CP: What is behind the gender gap dividing the GOP and Democrats? What do Republicans have to do to win over more women, and by the same token why do you think Democrats face a deficit in winning the votes of men in many elections?
Cole: There is a lot of academic literature on this subject. The gender gap stretches back decades, butRepublicans should especially note a couple of recent factors. The first is that many fewer Republican than Democratic women run for office. Of the 435 members of Congress in the U.S. House, 102 are women, and of those only 13 are Republican. That’s a gross disparity, and it doesn’t represent the political leanings of American women as a whole, 41 percent of whom voted for Trump in 2016.
To me, the discrepancy between the large number of Republican women voters and the small number of Republican women candidates suggests that we in the party need to communicate to Republican women who might like to run for office that we would welcome their candidacies; that if they step up, they’ll receive as much institutional support as men; that in the Republican Party, we believe in judging candidates by the content of their character and the quality of their ideas, not the color of their skin or their sex.

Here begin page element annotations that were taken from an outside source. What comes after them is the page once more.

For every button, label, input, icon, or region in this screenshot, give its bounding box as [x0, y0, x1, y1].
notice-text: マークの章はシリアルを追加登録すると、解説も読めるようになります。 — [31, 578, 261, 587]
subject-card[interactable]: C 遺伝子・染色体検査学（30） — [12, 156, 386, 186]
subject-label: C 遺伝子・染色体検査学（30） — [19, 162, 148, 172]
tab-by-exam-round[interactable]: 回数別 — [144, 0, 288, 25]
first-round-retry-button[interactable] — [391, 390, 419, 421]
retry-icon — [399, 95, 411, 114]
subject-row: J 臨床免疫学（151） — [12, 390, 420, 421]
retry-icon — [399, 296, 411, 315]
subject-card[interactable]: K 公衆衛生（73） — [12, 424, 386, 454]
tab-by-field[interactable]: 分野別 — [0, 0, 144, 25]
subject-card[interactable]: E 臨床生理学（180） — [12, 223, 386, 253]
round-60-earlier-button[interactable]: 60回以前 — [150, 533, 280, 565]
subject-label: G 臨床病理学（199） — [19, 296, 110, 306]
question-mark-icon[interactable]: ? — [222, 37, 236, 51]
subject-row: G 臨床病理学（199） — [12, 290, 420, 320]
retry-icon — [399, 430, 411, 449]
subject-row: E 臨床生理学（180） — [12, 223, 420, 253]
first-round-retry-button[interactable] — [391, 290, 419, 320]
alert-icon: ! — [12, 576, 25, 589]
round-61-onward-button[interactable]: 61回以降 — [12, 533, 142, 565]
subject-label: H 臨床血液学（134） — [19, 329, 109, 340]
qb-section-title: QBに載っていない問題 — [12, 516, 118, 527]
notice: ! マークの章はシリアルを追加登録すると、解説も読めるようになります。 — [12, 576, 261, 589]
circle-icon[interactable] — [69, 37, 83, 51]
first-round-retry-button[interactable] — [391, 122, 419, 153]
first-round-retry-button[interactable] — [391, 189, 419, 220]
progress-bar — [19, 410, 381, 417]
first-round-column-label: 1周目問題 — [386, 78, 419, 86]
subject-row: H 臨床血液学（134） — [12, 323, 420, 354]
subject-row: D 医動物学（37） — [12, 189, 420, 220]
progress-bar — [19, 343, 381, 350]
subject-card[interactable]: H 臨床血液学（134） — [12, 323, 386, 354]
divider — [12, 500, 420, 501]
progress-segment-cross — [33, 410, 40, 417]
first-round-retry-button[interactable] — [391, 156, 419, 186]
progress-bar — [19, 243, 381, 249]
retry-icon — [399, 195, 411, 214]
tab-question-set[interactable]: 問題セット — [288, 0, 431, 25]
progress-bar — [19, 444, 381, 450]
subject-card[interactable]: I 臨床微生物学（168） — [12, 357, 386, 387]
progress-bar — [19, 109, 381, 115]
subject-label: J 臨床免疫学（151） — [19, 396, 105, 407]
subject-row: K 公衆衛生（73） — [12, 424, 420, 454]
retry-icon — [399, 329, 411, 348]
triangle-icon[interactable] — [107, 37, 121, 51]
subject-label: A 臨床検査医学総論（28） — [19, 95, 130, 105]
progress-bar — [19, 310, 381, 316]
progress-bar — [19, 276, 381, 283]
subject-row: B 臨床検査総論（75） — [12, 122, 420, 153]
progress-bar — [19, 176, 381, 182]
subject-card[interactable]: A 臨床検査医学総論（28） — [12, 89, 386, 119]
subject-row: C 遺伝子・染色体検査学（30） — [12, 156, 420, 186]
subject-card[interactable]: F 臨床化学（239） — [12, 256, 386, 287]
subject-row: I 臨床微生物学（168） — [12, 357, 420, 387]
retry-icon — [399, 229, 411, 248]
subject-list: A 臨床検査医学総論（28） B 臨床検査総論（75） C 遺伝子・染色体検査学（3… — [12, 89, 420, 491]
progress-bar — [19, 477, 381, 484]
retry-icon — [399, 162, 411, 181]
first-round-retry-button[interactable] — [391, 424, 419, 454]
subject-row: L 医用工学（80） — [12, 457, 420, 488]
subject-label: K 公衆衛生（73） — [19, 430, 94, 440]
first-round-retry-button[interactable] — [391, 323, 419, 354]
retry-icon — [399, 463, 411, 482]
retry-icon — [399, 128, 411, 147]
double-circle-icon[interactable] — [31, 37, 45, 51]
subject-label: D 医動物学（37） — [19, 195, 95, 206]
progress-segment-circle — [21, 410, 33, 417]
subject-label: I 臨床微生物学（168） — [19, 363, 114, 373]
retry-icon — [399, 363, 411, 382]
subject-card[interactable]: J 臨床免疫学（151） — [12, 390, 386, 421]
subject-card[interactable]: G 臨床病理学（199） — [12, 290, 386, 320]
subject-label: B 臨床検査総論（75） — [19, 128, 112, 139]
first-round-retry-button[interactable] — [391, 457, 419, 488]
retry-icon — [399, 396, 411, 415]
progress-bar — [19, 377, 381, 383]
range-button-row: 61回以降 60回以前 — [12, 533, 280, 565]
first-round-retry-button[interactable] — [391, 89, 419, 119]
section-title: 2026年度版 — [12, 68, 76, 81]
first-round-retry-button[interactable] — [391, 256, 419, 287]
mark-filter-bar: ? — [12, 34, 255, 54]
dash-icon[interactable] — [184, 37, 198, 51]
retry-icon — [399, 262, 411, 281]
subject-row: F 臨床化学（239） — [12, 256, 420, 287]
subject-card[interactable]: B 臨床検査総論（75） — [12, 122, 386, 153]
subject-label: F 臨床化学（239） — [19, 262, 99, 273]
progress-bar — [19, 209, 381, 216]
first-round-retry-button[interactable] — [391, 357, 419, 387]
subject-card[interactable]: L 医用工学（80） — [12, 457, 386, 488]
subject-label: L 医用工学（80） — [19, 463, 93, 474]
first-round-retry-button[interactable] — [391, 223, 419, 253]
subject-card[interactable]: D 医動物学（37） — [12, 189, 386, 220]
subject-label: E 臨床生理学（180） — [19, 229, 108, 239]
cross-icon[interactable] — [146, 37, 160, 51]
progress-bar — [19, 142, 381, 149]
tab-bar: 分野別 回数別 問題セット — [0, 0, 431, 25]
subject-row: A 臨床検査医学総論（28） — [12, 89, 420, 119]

I also think we need to respond more effectively, sometimes more forcefully, to the Democrats’ recurring narrative that Republicans are anti-women. (Mitt) Romney’s comment about “binders full of women” was inartful, but how ridiculous that Democrats portrayed his commitment to considering women for job opportunities as evidence of misogyny, and how pathetic of the Republicans that we let them get away with it. We should have laughed them off the stage. That’s what Trump would have done, and he would have won points in the process.
As for the male gender deficit that Democrats face, that’s for us Republicans to know and them never to find out.